Lorenzo does not try to change this behavior through marketing or education, but through structure.

They package restaking risks into products with clear limits, rather than letting retail face the entire risk surface of EigenLayer on their own.

In my view, this is an indirect but effective way to serve retail, even if it isn’t ‘friendly’ in the traditional sense.

A common misunderstanding is that if a product is complex, it is only for organizations.

In fact, in traditional finance, it is precisely because of complex products that retail needs intermediaries.

Lorenzo is playing that role in restaking.

Instead of requiring retail to understand AVS, operators, slashing, and incident scenarios, Lorenzo takes on that complexity.

Retail is not promised high profits, but is protected from risks they cannot assess themselves.

From my perspective, this is a very different kind of ‘suitability’ from optimizing UX.

Conversely, Lorenzo is also not entirely a product for DeFi organizations in the traditional sense.

Organizations are concerned with customization, control, and private agreements.

Lorenzo is not designed to favor any large capital group.

They maintain neutrality, standardize products, and avoid exclusive agreements.

This makes Lorenzo less appealing to organizations wanting to optimize their own benefits, but suitable for organizations willing to play by the common rules of the ecosystem.

In my opinion, this is a very important distinction.

The real logic behind the question of retail or organizations lies in the role that Lorenzo wants to hold.

They do not want to become a product where users come to ‘make money.’

They want to become the distribution layer and security coordination for EigenLayer.

This role requires balance: simple enough for retail to not harm themselves, but serious enough for organizations to trust using it.

This explains why Lorenzo appears to be ‘not favoring anyone’ in the early stages.

An inevitable consequence of standing in the middle is that Lorenzo will receive complaints from both sides.

Retail finds the product difficult to understand, and the profits unappealing.

Organizations feel a lack of control and the ability to optimize their own interests.

But from an ecosystem perspective, this is a positive sign.

Neutral infrastructure layers rarely fully satisfy any side, as their task is to maintain balance, not to maximize local benefits.

In my opinion, Lorenzo is best suited for the phase where DeFi is transitioning from experimentation to serious operation.

At this stage, retail is still participating, but is no longer encouraged to take blind risks.

The organization has started to engage, but cannot impose the rules of the game.

Lorenzo provides a structure that allows both to coexist, without either side being able to disrupt the system for their short-term interests.

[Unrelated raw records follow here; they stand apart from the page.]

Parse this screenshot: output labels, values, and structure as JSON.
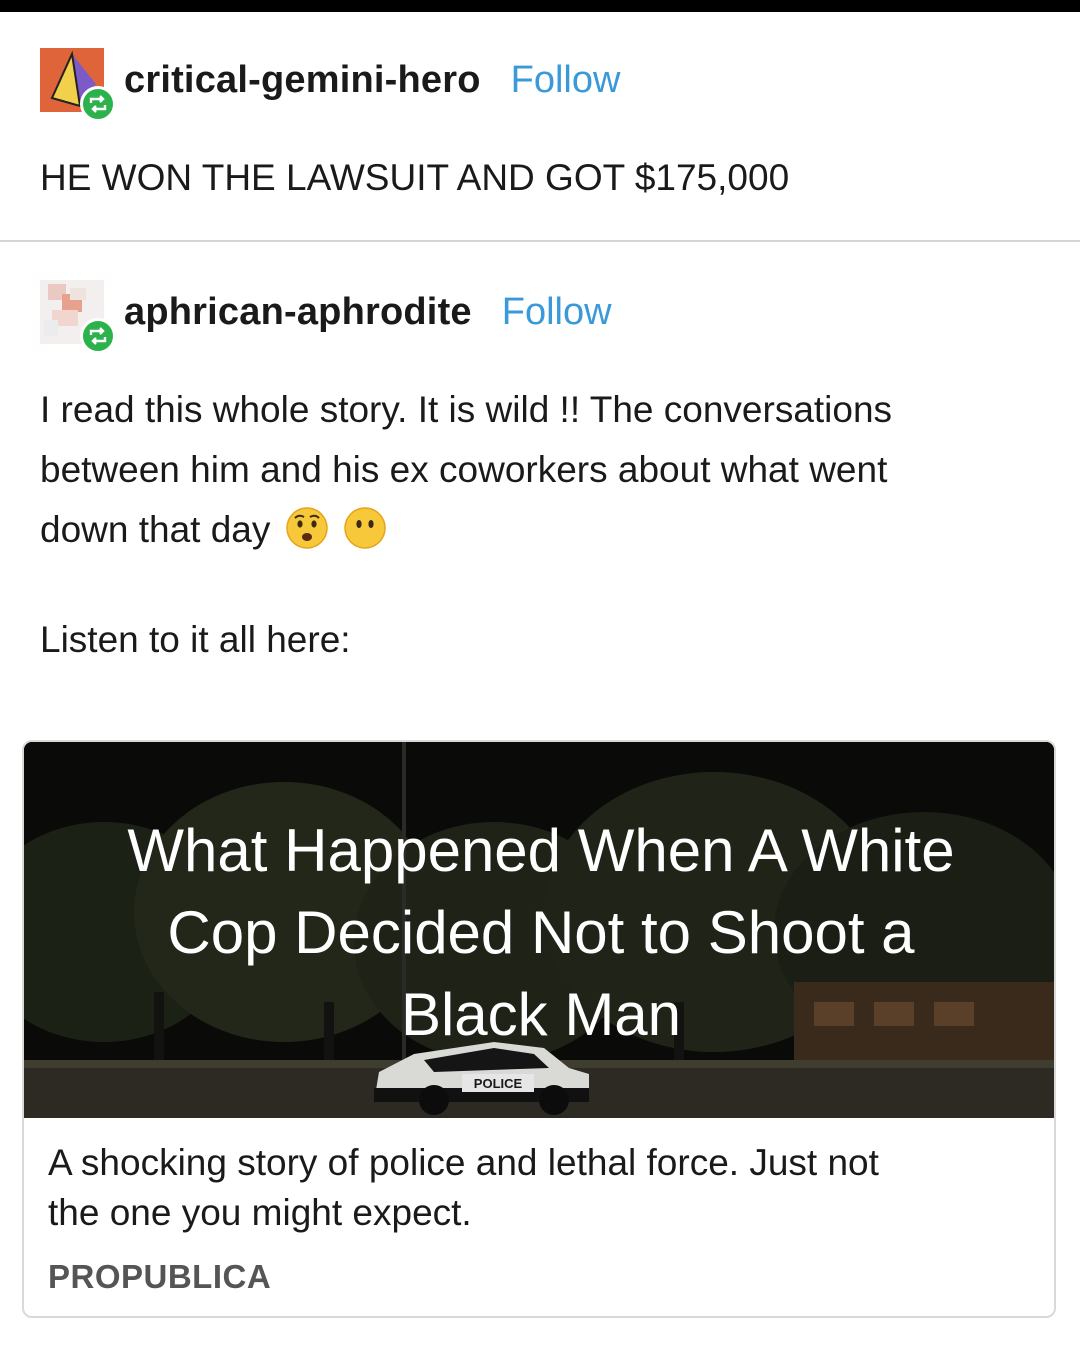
{
  "posts": [
    {
      "username": "critical-gemini-hero",
      "follow_label": "Follow",
      "text": "HE WON THE LAWSUIT AND GOT $175,000"
    },
    {
      "username": "aphrican-aphrodite",
      "follow_label": "Follow",
      "text_lines": [
        "I read this whole story. It is wild !! The conversations",
        "between him and his ex coworkers about what went",
        "down that day"
      ],
      "emojis": [
        "anguished-face-emoji",
        "face-without-mouth-emoji"
      ],
      "text2": "Listen to it all here:"
    }
  ],
  "link_card": {
    "image_title_lines": [
      "What Happened When A White",
      "Cop Decided Not to Shoot a",
      "Black Man"
    ],
    "image_sign_text": "POLICE",
    "description_lines": [
      "A shocking story of police and lethal force. Just not",
      "the one you might expect."
    ],
    "source": "PROPUBLICA"
  },
  "colors": {
    "follow": "#3a9ad9",
    "reblog_badge": "#2bb24c",
    "divider": "#d6d6d6"
  }
}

If looking long-term, Lorenzo could become increasingly suitable for retail as UX layers improve and risks are communicated better.

At the same time, they can also serve organizations better through specialized modules.

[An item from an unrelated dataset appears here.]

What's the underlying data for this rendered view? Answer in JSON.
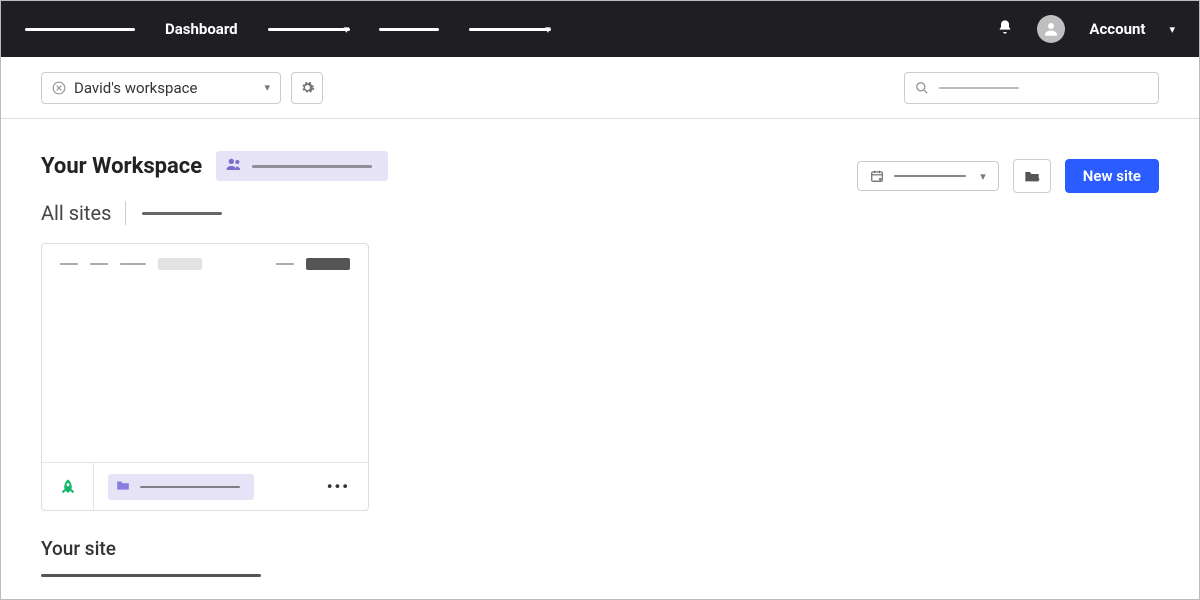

But the core will not change: Lorenzo does not choose sides between retail or organizations; they choose the ecosystem side.

And in a sufficiently large ecosystem, choosing a side in the ecosystem is ultimately the only way to serve both sides.

To sum up, in my view, Lorenzo is not completely ‘suitable’ for DeFi retail in the sense of being easy to use and offering high profits, nor is it completely ‘suitable’ for DeFi organizations in the sense of customization and exclusivity.

They are suited for a maturing DeFi, where retail needs protection from risks they do not fully understand, and organizations need a neutral layer to not bear the entire operational responsibility.

If DeFi continues to evolve in that direction, then Lorenzo's not favoring either side could be their biggest advantage.